2355 m hoch, gegen 18 Uhr, auf dem Rückweg von der Ahnenhütte, da sehen wir sie zum ersten Mal: drei alte Wybli.

Sie waren uns aufgefallen durch ihr seltsames Gebahren. Sie scheinen immer wieder durcheinander zu torkeln. Sie drehen sich, als ob sie tanzen wollen, bleiben stehen, sind plötzlich verschwunden. Seltsamerweise können wir sie nicht einholen. Der Abstand bleibt. Später, als die drei bereits verschwunden sind, taucht ein weiteres Wybli auf. Tastend wie eine Blinde bewegt es sich über einen schmalen Bergweg. Vorsichtig setzt es die Füße auf, so als ob es nicht richtig gehen könne. Dabei bleibt es immer am Wegrand, wo einige Büschel Gras stehen. Später sehen wir, dass es mit nackten Füßen über den steinigen Weg läuft. Kein Wort sagt es, aber mit großen Augen schaut es auf uns. Mir fällt die Sage von der büßenden Mailänderin ein, die über den Aletschgletscher wandern musste, während ihr Leichnam noch warm in Mailand auf dem Totenbette lag. So hatte ein Kuhhirte in früheren Zeiten berichtet. Hier vor und neben uns hat sich wieder jemand auf den Weg gemacht durch den Staub und über die spitzen Steine, um eine übermäßige Leidenschaft unter den Fußsohlen zu büßen. Kurios und recht ungewöhnlich erscheint uns solches Tun, obwohl die Frau oben im Fels, deren Körper von den Hüften abwärts im eiskalten Gletscherwasser steckt, den Kopf mit einer dicken Kappe aus mooriger Erde bedeckt, den ganzen Tag dort steht, der Sonne zugewandt. Aber wir hören sie nicht singen und sehen sie nicht lächeln wie die Gletscherjungfrauen, die bis zu den Schultern im Aletscheis sitzen. Vielleicht weiß sie nicht, dass nach einer gewissen Zeit die Erlösung erfolgt. Viele warten dort oben im Gletschereis. Es sind die armen Seelen, die in den blauen Gletscherspalten leben und zwischen den Steinen des Wassers gurgeln und hüpfen.

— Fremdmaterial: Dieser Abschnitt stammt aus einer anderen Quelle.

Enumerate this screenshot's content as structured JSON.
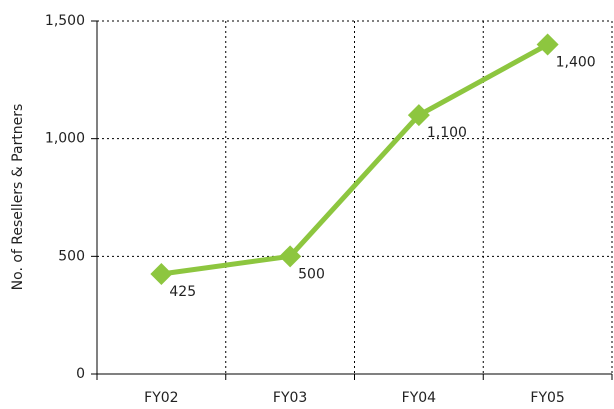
{
  "chart_data": {
    "type": "line",
    "y_label": "No. of Resellers & Partners",
    "categories": [
      "FY02",
      "FY03",
      "FY04",
      "FY05"
    ],
    "values": [
      425,
      500,
      1100,
      1400
    ],
    "value_labels": [
      "425",
      "500",
      "1,100",
      "1,400"
    ],
    "color": "#8dc63f",
    "ylim": [
      0,
      1500
    ],
    "yticks": [
      0,
      500,
      {
        "value": 1000,
        "label": "1,000"
      },
      {
        "value": 1500,
        "label": "1,500"
      }
    ],
    "grid": true
  }
}
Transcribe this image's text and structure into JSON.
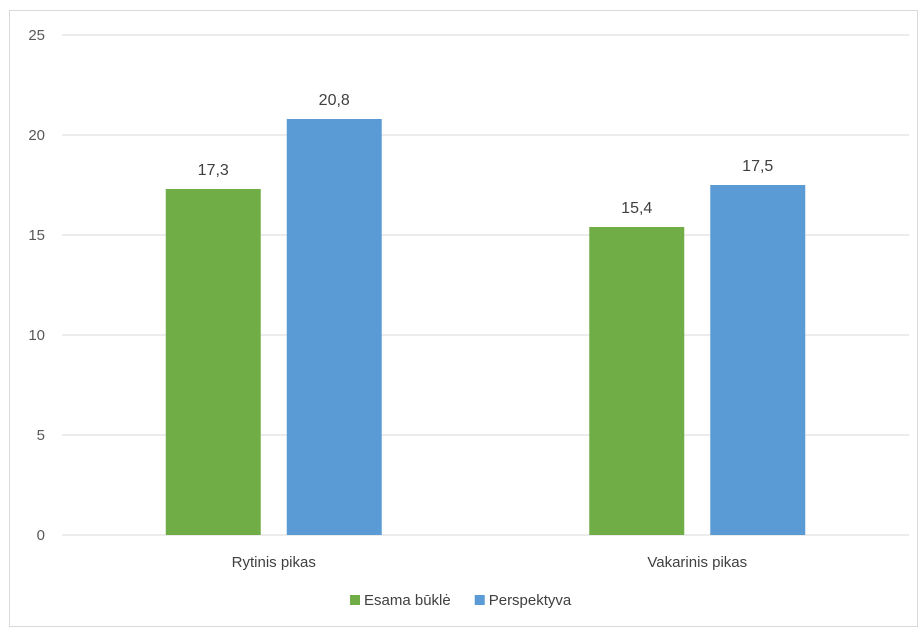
{
  "chart_data": {
    "type": "bar",
    "categories": [
      "Rytinis pikas",
      "Vakarinis pikas"
    ],
    "series": [
      {
        "name": "Esama būklė",
        "values": [
          17.3,
          15.4
        ],
        "labels": [
          "17,3",
          "15,4"
        ],
        "color": "#70ad47"
      },
      {
        "name": "Perspektyva",
        "values": [
          20.8,
          17.5
        ],
        "labels": [
          "20,8",
          "17,5"
        ],
        "color": "#5b9bd5"
      }
    ],
    "ylim": [
      0,
      25
    ],
    "yticks": [
      0,
      5,
      10,
      15,
      20,
      25
    ],
    "grid": true,
    "legend_position": "bottom",
    "title": "",
    "xlabel": "",
    "ylabel": ""
  }
}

Irgendwann hat der Gogwärgikönig mit seinem Stamm das Tal verlassen. Nur wenige sind zurück geblieben, die so genannten Wybli. Seit das Leben im Tal wieder leichter geworden ist, kommen manchmal die Nachfahren der alten Gogwärgi als Touristen. Sie tragen nicht mehr die auf links gedrehten Wollfäustlinge an den Händen und Füßen, sie bauen aus ihren Wohnwagen eine Wagenburg, hocken im inneren Kreis zusammen, trinken Milch und besuchen die alten Versammlungsorte, dann verschwinden sie wieder. Humpelnd, gebeugt, auf Stöcke gestützt sehen wir eine Gruppe von ihnen auf dem Weg zum See hinauf.

Wenn wir in eine windgeschützte Mulde mit blühenden Alpenrosen, dunkelblau glühendem Enzian und streng riechenden Kräutern geraten, dann taucht die Erinnerung an eine Zeit vor 1000 Jahren auf, als Ahasver noch ab und zu die fruchtbaren Hochtäler besuchte und durch die Obst- und Weingärten ging.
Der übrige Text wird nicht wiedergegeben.